Ада Даллас (Уильямс) - страница 249

Это потрясло меня так, как я всегда и предполагал. Колени у меня ослабели, но я удержался на ногах и в обморок не упал.

Должно быть, подсознательно я всегда знал, что именно такой конец меня ожидает.

Как все это несправедливо! Я не убивал Аду. Она сама убила себя. Если бы меня приговорили к смертной казни за убийство старухи, это было бы отчасти справедливо. Вот и пришла последняя «посылка». Та, которую я столько ждал. Но не в том виде, что я думал. Я не собирался убивать Аду.

В камере смертников я сидел уже четвертый месяц. Дважды удавалось добиться отсрочки казни.

— Последний месяц, — предупредил меня мой главный адвокат, пожилой, лысый человек. — Сделано все, что можно. Большего я не в состоянии обещать.
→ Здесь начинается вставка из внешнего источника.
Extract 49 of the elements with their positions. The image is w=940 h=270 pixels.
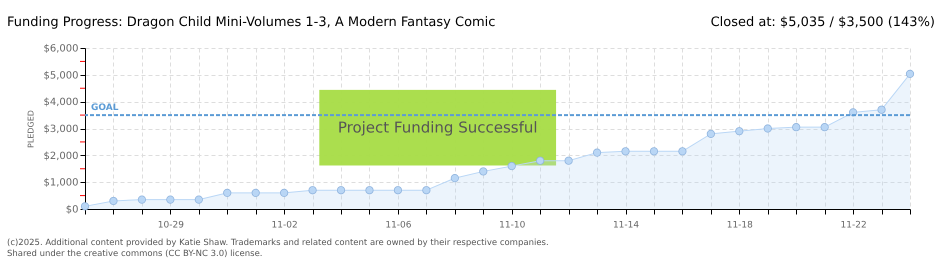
point — [166, 196, 174, 204]
y-tick-label: $6,000 — [44, 44, 78, 54]
point — [308, 186, 317, 194]
point — [365, 186, 374, 194]
point — [564, 156, 573, 165]
y-axis-title: PLEDGED — [26, 110, 36, 148]
point — [422, 186, 430, 194]
point — [280, 188, 288, 197]
x-tick-label: 11-22 — [840, 220, 867, 230]
annotation: Project Funding Successful — [338, 118, 538, 137]
point — [394, 186, 402, 194]
y-tick-label: $5,000 — [44, 70, 78, 82]
point — [792, 123, 800, 132]
point — [706, 130, 715, 138]
point — [621, 147, 630, 156]
point — [479, 167, 488, 176]
text: Shared under the creative commons (CC BY-NC 3.0) license. — [7, 249, 263, 259]
point — [764, 124, 772, 133]
x-tick-label: 11-18 — [726, 220, 754, 230]
x-tick-label: 11-14 — [612, 220, 640, 230]
y-tick-label: $3,000 — [44, 124, 78, 135]
point — [252, 188, 260, 197]
y-tick-label: $2,000 — [44, 150, 78, 162]
point — [109, 196, 118, 206]
point — [906, 70, 914, 78]
point — [877, 106, 886, 114]
y-tick-label: $4,000 — [44, 97, 78, 108]
point — [536, 156, 544, 165]
point — [508, 162, 516, 170]
point — [336, 186, 346, 194]
x-tick-label: 11-02 — [272, 220, 298, 230]
point — [194, 196, 203, 204]
ref-line-label: GOAL — [91, 103, 119, 114]
text: (c)2025. Additional content provided by Katie Shaw. Trademarks and related content are owned by their respective companies. — [7, 238, 549, 248]
text: Closed at: $5,035 / $3,500 (143%) — [710, 15, 935, 30]
x-tick-label: 10-29 — [158, 220, 184, 230]
chart-title: Funding Progress: Dragon Child Mini-Volumes 1-3, A Modern Fantasy Comic — [7, 15, 496, 30]
point — [138, 196, 146, 204]
point — [592, 148, 602, 157]
point — [450, 174, 459, 182]
x-tick-label: 11-06 — [385, 220, 412, 230]
y-tick-label: $0 — [66, 204, 78, 216]
point — [678, 147, 687, 156]
point — [223, 188, 232, 197]
point — [650, 147, 658, 156]
point — [820, 123, 829, 132]
x-tick-label: 11-10 — [499, 220, 526, 230]
point — [735, 127, 744, 136]
y-tick-label: $1,000 — [44, 178, 78, 189]
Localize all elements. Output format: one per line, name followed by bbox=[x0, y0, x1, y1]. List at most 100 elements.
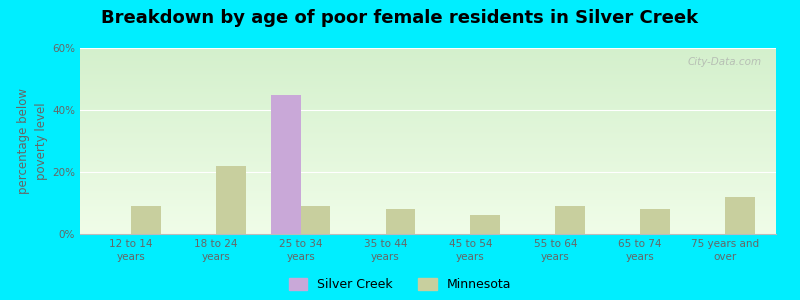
Bar bbox=[80, 215, 776, 216]
Bar bbox=[80, 123, 776, 124]
Bar bbox=[80, 146, 776, 147]
Bar bbox=[80, 83, 776, 84]
Bar bbox=[80, 150, 776, 151]
Bar bbox=[80, 131, 776, 132]
Bar bbox=[80, 68, 776, 69]
Bar bbox=[80, 48, 776, 49]
Bar bbox=[80, 200, 776, 202]
Bar bbox=[80, 88, 776, 89]
Bar bbox=[80, 217, 776, 218]
Bar bbox=[80, 97, 776, 98]
Bar bbox=[80, 219, 776, 220]
Bar bbox=[80, 194, 776, 195]
Bar bbox=[80, 196, 776, 197]
Bar bbox=[80, 72, 776, 73]
Legend: Silver Creek, Minnesota: Silver Creek, Minnesota bbox=[289, 278, 511, 291]
Bar bbox=[80, 124, 776, 125]
Bar bbox=[80, 187, 776, 188]
Bar bbox=[80, 130, 776, 131]
Bar bbox=[80, 52, 776, 53]
Bar bbox=[80, 96, 776, 97]
Bar bbox=[80, 163, 776, 164]
Bar bbox=[80, 226, 776, 227]
Bar bbox=[80, 90, 776, 91]
Bar bbox=[80, 54, 776, 55]
Bar bbox=[80, 225, 776, 226]
Bar bbox=[80, 84, 776, 85]
Bar bbox=[80, 80, 776, 82]
Bar bbox=[80, 98, 776, 99]
Bar bbox=[80, 116, 776, 117]
Bar bbox=[80, 114, 776, 115]
Bar bbox=[80, 160, 776, 161]
Bar bbox=[80, 149, 776, 150]
Bar bbox=[80, 153, 776, 154]
Bar bbox=[80, 57, 776, 58]
Bar bbox=[80, 141, 776, 142]
Bar bbox=[80, 221, 776, 222]
Bar bbox=[80, 121, 776, 122]
Bar bbox=[80, 59, 776, 60]
Bar bbox=[80, 93, 776, 94]
Bar bbox=[80, 99, 776, 100]
Bar bbox=[80, 220, 776, 221]
Bar bbox=[80, 230, 776, 231]
Bar bbox=[80, 159, 776, 160]
Bar bbox=[80, 202, 776, 203]
Bar bbox=[80, 100, 776, 101]
Bar bbox=[80, 151, 776, 152]
Bar bbox=[80, 168, 776, 169]
Bar bbox=[216, 166, 246, 234]
Bar bbox=[80, 82, 776, 83]
Text: Breakdown by age of poor female residents in Silver Creek: Breakdown by age of poor female resident… bbox=[102, 9, 698, 27]
Bar bbox=[80, 224, 776, 225]
Bar bbox=[80, 73, 776, 74]
Bar bbox=[80, 189, 776, 190]
Bar bbox=[80, 74, 776, 75]
Bar bbox=[80, 109, 776, 110]
Bar bbox=[80, 65, 776, 66]
Bar bbox=[386, 209, 415, 234]
Bar bbox=[80, 179, 776, 180]
Bar bbox=[80, 55, 776, 56]
Bar bbox=[80, 136, 776, 137]
Bar bbox=[80, 207, 776, 208]
Bar bbox=[80, 232, 776, 233]
Bar bbox=[80, 211, 776, 212]
Bar bbox=[80, 70, 776, 71]
Bar bbox=[80, 205, 776, 206]
Bar bbox=[80, 148, 776, 149]
Bar bbox=[271, 94, 301, 234]
Bar bbox=[80, 147, 776, 148]
Bar bbox=[131, 206, 161, 234]
Bar bbox=[80, 89, 776, 90]
Bar bbox=[80, 127, 776, 128]
Bar bbox=[80, 134, 776, 135]
Bar bbox=[80, 67, 776, 68]
Bar bbox=[80, 63, 776, 64]
Bar bbox=[80, 122, 776, 123]
Bar bbox=[80, 180, 776, 181]
Bar bbox=[80, 138, 776, 139]
Bar bbox=[80, 172, 776, 173]
Bar bbox=[80, 112, 776, 113]
Bar bbox=[80, 193, 776, 194]
Bar bbox=[80, 177, 776, 178]
Bar bbox=[80, 49, 776, 50]
Bar bbox=[80, 188, 776, 189]
Bar bbox=[80, 106, 776, 107]
Bar bbox=[80, 53, 776, 54]
Bar bbox=[80, 82, 776, 83]
Bar bbox=[80, 129, 776, 130]
Bar bbox=[80, 133, 776, 134]
Bar bbox=[80, 115, 776, 116]
Bar bbox=[80, 128, 776, 129]
Bar bbox=[80, 197, 776, 198]
Bar bbox=[80, 213, 776, 214]
Bar bbox=[80, 227, 776, 228]
Bar bbox=[80, 120, 776, 121]
Bar bbox=[80, 87, 776, 88]
Bar bbox=[80, 142, 776, 143]
Bar bbox=[80, 182, 776, 183]
Bar bbox=[80, 185, 776, 186]
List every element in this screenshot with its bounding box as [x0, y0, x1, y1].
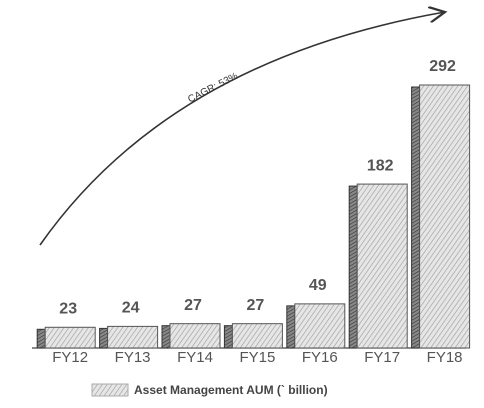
- x-tick-label: FY18: [427, 349, 463, 366]
- bar: [411, 84, 471, 349]
- bar: [348, 183, 408, 349]
- legend-label: Asset Management AUM (` billion): [134, 383, 328, 397]
- x-tick-label: FY16: [302, 349, 338, 366]
- bar-side: [348, 185, 358, 349]
- bar-side: [286, 305, 296, 349]
- value-label: 27: [184, 297, 202, 314]
- bar-side: [223, 325, 233, 349]
- bar: [99, 325, 159, 349]
- value-label: 49: [309, 277, 327, 294]
- x-tick-label: FY12: [52, 349, 88, 366]
- bar: [223, 323, 283, 349]
- bar-front: [231, 323, 283, 349]
- value-label: 23: [59, 301, 77, 318]
- value-label: 292: [429, 58, 456, 75]
- x-tick-label: FY14: [177, 349, 213, 366]
- bar-side: [99, 327, 109, 349]
- growth-arrow: [39, 12, 445, 246]
- bar-front: [107, 325, 159, 349]
- x-tick-label: FY15: [239, 349, 275, 366]
- x-tick-label: FY13: [115, 349, 151, 366]
- bar-front: [169, 323, 221, 349]
- value-label: 182: [367, 157, 394, 174]
- bar: [161, 323, 221, 349]
- bar: [36, 326, 96, 349]
- bar-front: [419, 84, 471, 349]
- bar-side: [36, 328, 46, 349]
- bar-front: [44, 326, 96, 349]
- value-label: 27: [247, 297, 265, 314]
- x-tick-label: FY17: [364, 349, 400, 366]
- bar-front: [356, 183, 408, 349]
- legend-swatch: [91, 383, 129, 397]
- annotation: CAGR: 53%: [186, 71, 240, 106]
- bar-side: [161, 325, 171, 349]
- value-label: 24: [122, 300, 140, 317]
- bar-front: [294, 303, 346, 349]
- bar-side: [411, 86, 421, 349]
- bar: [286, 303, 346, 349]
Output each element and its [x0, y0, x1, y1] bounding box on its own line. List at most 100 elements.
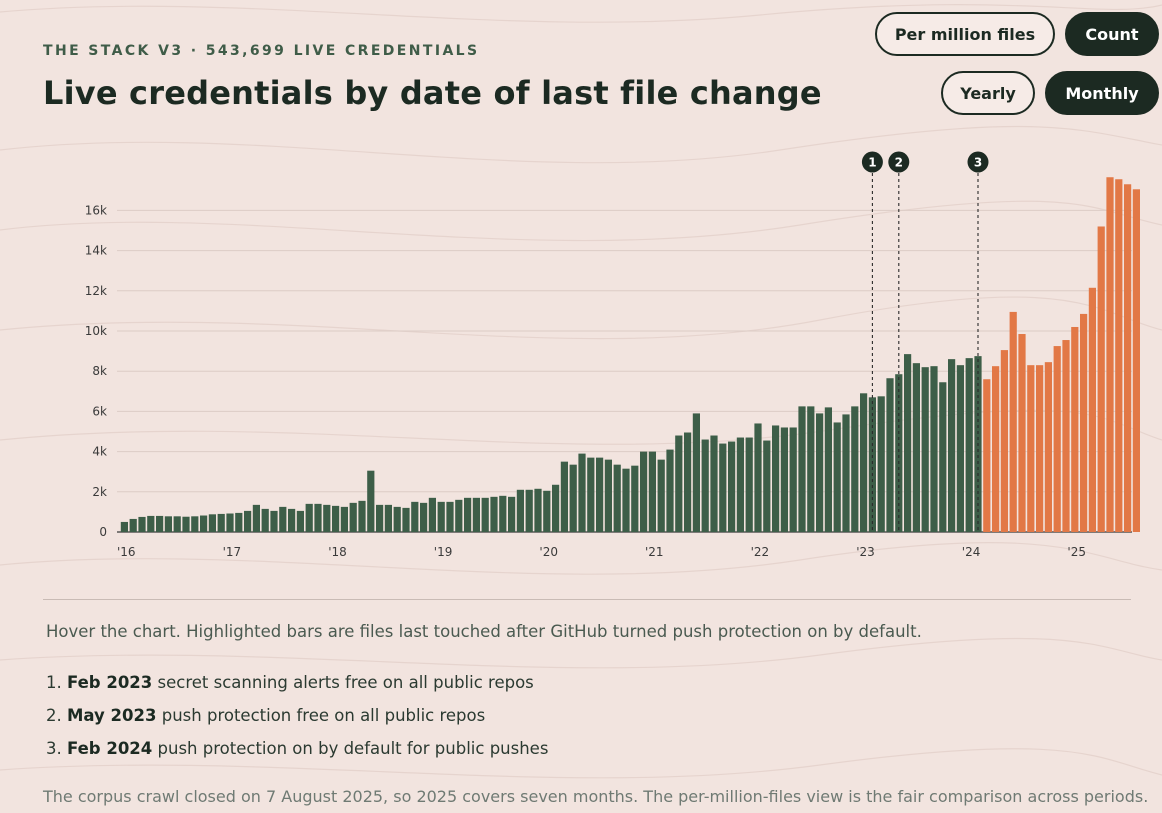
bar[interactable]	[244, 510, 252, 532]
bar[interactable]	[279, 506, 287, 532]
bar[interactable]	[912, 363, 920, 532]
bar[interactable]	[508, 496, 516, 532]
bar[interactable]	[657, 459, 665, 532]
bar[interactable]	[983, 379, 991, 532]
bar[interactable]	[789, 427, 797, 532]
bar[interactable]	[1080, 313, 1088, 532]
bar[interactable]	[1071, 326, 1079, 532]
bar[interactable]	[1000, 350, 1008, 532]
bar-chart[interactable]: 0 2k 4k 6k 8k 10k 12k 14k 16k 1 2 3 '16 '17 '18 '19 '2…	[0, 140, 1162, 580]
bar[interactable]	[332, 505, 340, 532]
bar[interactable]	[1018, 334, 1026, 532]
bar[interactable]	[490, 496, 498, 532]
monthly-button[interactable]: Monthly	[1045, 71, 1159, 115]
bar[interactable]	[851, 406, 859, 532]
bar[interactable]	[296, 510, 304, 532]
bar[interactable]	[384, 504, 392, 532]
bar[interactable]	[120, 521, 128, 532]
bar[interactable]	[710, 435, 718, 532]
bar[interactable]	[948, 359, 956, 532]
bar[interactable]	[860, 393, 868, 532]
bar[interactable]	[402, 507, 410, 532]
per-million-files-button[interactable]: Per million files	[875, 12, 1055, 56]
bar[interactable]	[156, 515, 164, 532]
bar[interactable]	[631, 465, 639, 532]
bar[interactable]	[516, 489, 524, 532]
bar[interactable]	[288, 508, 296, 532]
bar[interactable]	[349, 502, 357, 532]
bar[interactable]	[420, 502, 428, 532]
bar[interactable]	[895, 374, 903, 532]
bar[interactable]	[666, 449, 674, 532]
bar[interactable]	[772, 425, 780, 532]
bar[interactable]	[305, 503, 313, 532]
bar[interactable]	[552, 484, 560, 532]
bar[interactable]	[543, 490, 551, 532]
bar[interactable]	[992, 366, 1000, 532]
bar[interactable]	[833, 422, 841, 532]
bar[interactable]	[904, 354, 912, 532]
bar[interactable]	[191, 516, 199, 532]
bar[interactable]	[684, 432, 692, 532]
bar[interactable]	[464, 497, 472, 532]
bar[interactable]	[340, 506, 348, 532]
bar[interactable]	[824, 407, 832, 532]
bar[interactable]	[455, 499, 463, 532]
bar[interactable]	[376, 504, 384, 532]
bar[interactable]	[235, 512, 243, 532]
bar[interactable]	[1036, 365, 1044, 532]
bar[interactable]	[587, 457, 595, 532]
bars[interactable]	[120, 177, 1140, 533]
bar[interactable]	[798, 406, 806, 532]
bar[interactable]	[208, 514, 216, 532]
bar[interactable]	[428, 497, 436, 532]
bar[interactable]	[499, 495, 507, 532]
bar[interactable]	[1009, 311, 1017, 532]
bar[interactable]	[1124, 184, 1132, 532]
bar[interactable]	[886, 378, 894, 532]
bar[interactable]	[728, 441, 736, 532]
bar[interactable]	[314, 503, 322, 532]
bar[interactable]	[956, 365, 964, 532]
bar[interactable]	[648, 451, 656, 532]
bar[interactable]	[1062, 340, 1070, 532]
bar[interactable]	[868, 397, 876, 532]
bar[interactable]	[1088, 287, 1096, 532]
bar[interactable]	[358, 500, 366, 532]
bar[interactable]	[613, 464, 621, 532]
bar[interactable]	[182, 516, 190, 532]
bar[interactable]	[217, 513, 225, 532]
bar[interactable]	[147, 515, 155, 532]
bar[interactable]	[1115, 179, 1123, 532]
bar[interactable]	[675, 435, 683, 532]
bar[interactable]	[921, 367, 929, 532]
bar[interactable]	[1044, 362, 1052, 532]
bar[interactable]	[1132, 189, 1140, 533]
bar[interactable]	[596, 457, 604, 532]
bar[interactable]	[930, 366, 938, 532]
bar[interactable]	[367, 470, 375, 532]
yearly-button[interactable]: Yearly	[941, 71, 1035, 115]
bar[interactable]	[270, 510, 278, 532]
bar[interactable]	[640, 451, 648, 532]
bar[interactable]	[481, 497, 489, 532]
bar[interactable]	[719, 443, 727, 532]
bar[interactable]	[842, 414, 850, 532]
bar[interactable]	[411, 501, 419, 532]
bar[interactable]	[965, 358, 973, 532]
bar[interactable]	[200, 515, 208, 532]
bar[interactable]	[446, 501, 454, 532]
bar[interactable]	[780, 427, 788, 532]
bar[interactable]	[323, 504, 331, 532]
bar[interactable]	[437, 501, 445, 532]
bar[interactable]	[560, 461, 568, 532]
bar[interactable]	[622, 468, 630, 532]
bar[interactable]	[261, 508, 269, 532]
bar[interactable]	[173, 516, 181, 532]
bar[interactable]	[763, 440, 771, 532]
bar[interactable]	[252, 504, 260, 532]
bar[interactable]	[745, 437, 753, 532]
bar[interactable]	[736, 437, 744, 532]
count-button[interactable]: Count	[1065, 12, 1159, 56]
bar[interactable]	[534, 488, 542, 532]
— Что ж, вы и так сделали много, — заметил я, выписывая очередной чек, снова на крупную сумму. — Все же продолжайте ваши попытки. За деньгами я не постою.

— Будем продолжать. Но чудес не бывает.

Это было месяц назад. В моем распоряжении оставался месяц.

Забранное железной решеткой окно камеры выходит на восток. Каждое утро, когда я просыпаюсь, сквозь него просачивается серый рассвет, а цементный пол изрешечен огромными черными тенями. Когда же небо из темного делается бледным, я подхожу к окну и через переплеты решетки наблюдаю, как из-за домов появляется солнце. Небо становится то серым, то розовым, то оранжевым, над красной крышей одного из домов разгорается пламя, которое поднимается все выше и выше, и вот уже в небе висит чистый огненный шар. Сквозь квадраты решетки мне видна белая башня Капитолия, остроконечной стрелой уходящая в розовое небо. Кто виноват в том, что случилось?

В окно доносится благоухание росы на траве, аромат воды, которой поливают асфальт, и запахи тюремной кухни. Теперь я понял, как хорошо жить на свете. Раньше я этого не понимал. Чтобы понять, что означает утрата, нужно утратить. Хорошо жить на свете. Как мне невыносимо жаль расставаться с жизнью!

Тюрьма эта была сносная, не хуже других. Сравнительно чисто и без той вони, что бьет в нос при входе. В моем распоряжении были койка и стул, который я мог подставлять к перегородке, отделяющей мою камеру от соседней. Я садился около нее и подолгу беседовал с Джорджем Джонсоном, убийцей полицейского.

Кроме того, я вел разговоры с двумя надзирателями и помощником шерифа, а иногда и с шерифом. До перевода в камеру смертников надзиратели потешались надо мной, а порой и били. «Ну что, генерал? Каковы будут ваши приказания сегодня, генерал?»

Но как только меня перевели в камеру смертников, сразу все изменилось. Те же самые надзиратели сделались кроткими и любезными и, казалось, стыдились своего прежнего поведения. Меня угощали и жадно смотрели, как я ем или пью. Один из надзирателей ежедневно покупал мне газету на собственные деньги, а шериф со своим помощником регулярно являлись проверить, не нуждаемся ли мы с Джонсоном в чем-нибудь. Два-три раза в неделю нам даже готовили отдельно от других заключенных, что уж и вовсе шло вразрез с тюремными правилами.